Bigger companies often have different pay scales. We compare median salaries by company size.


In [None]:
size_order = ["S", "M", "L"]
size_salary = (
    df.groupby("company_size")["salary_in_usd"]
    .median()
    .reindex(size_order)
)

size_salary.plot(kind="bar")
plt.title("Median Salary by Company Size")
plt.ylabel("Median Salary (USD)")
plt.xlabel("Company Size")
plt.xticks(rotation=0)
plt.show()


# 11. Simple salary band classification

## 9. Simple salary band classification (optional)

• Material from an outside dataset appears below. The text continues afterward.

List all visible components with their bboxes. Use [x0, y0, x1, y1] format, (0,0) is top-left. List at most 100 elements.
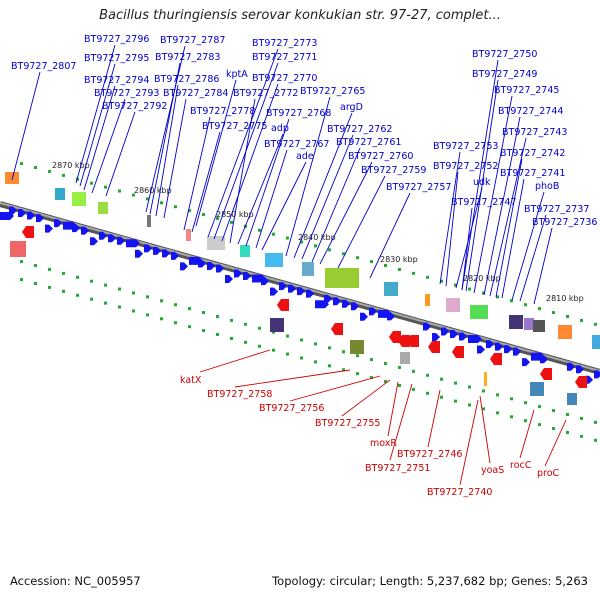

As a small ML exercise, we can create salary bands (Low / Medium / High) and train a simple classifier. This is optional but shows how to go from EDA to a basic model.


In [None]:
# create salary bands based on quantiles
q1, q2 = df["salary_in_usd"].quantile([0.33, 0.66])

def salary_band(s):
    if s <= q1:
        return "Low"
    elif s <= q2:
        return "Medium"
    else:
        return "High"

df["salary_band"] = df["salary_in_usd"].apply(salary_band)
df["salary_band"].value_counts()


In [None]:
from sklearn.model_selection import train_test_split
from sklearn.preprocessing import OneHotEncoder
from sklearn.compose import ColumnTransformer
from sklearn.pipeline import Pipeline
from sklearn.metrics import classification_report, confusion_matrix
from sklearn.ensemble import RandomForestClassifier

# choose a few useful features
features = ["experience_level", "employment_type", "job_title",
            "employee_residence", "remote_type", "company_size"]

X = df[features]
y = df["salary_band"]

X_train, X_test, y_train, y_test = train_test_split(
    X, y, test_size=0.2, random_state=42, stratify=y
)

cat_features = features

preprocess = ColumnTransformer(
    transformers=[
        ("cat", OneHotEncoder(handle_unknown="ignore"), cat_features)
    ]
)

model = RandomForestClassifier(
    n_estimators=200, random_state=42, n_jobs=-1
)

clf = Pipeline(steps=[("preprocess", preprocess),
                     ("model", model)])

clf.fit(X_train, y_train)

y_pred = clf.predict(X_test)

print(classification_report(y_test, y_pred))


In [None]:
cm = confusion_matrix(y_test, y_pred, labels=["Low", "Medium", "High"])
sns.heatmap(cm, annot=True, fmt="d", cmap="Blues",
            xticklabels=["Low", "Medium", "High"],
            yticklabels=["Low", "Medium", "High"])
plt.xlabel("Predicted")
plt.ylabel("Actual")
plt.title("Confusion Matrix – Salary Band Classifier")
plt.show()


# 12. Final conclusions 

## 10. Key insights & conclusions

- Senior and executive roles have significantly higher median salaries than entry‑level and mid‑level positions.
- Among the top 10 job titles, roles such as `<replace_with_top_role>` show the highest median salaries.
- Certain countries (e.g., `<country_1>`, `<country_2>`) offer higher pay for data and AI roles compared to others.
- Fully remote or hybrid roles may offer competitive or higher salaries than strictly on‑site positions.
- A simple Random Forest model can reasonably classify salary bands (Low/Medium/High) based on features like experience level, job title, location and company size.

**Next steps:**
- Perform more detailed feature importance analysis.
- Try other models (Gradient Boosting, XGBoost).
- Build an interactive dashboard or deploy a small app that lets users explore salary ranges by role, level and country.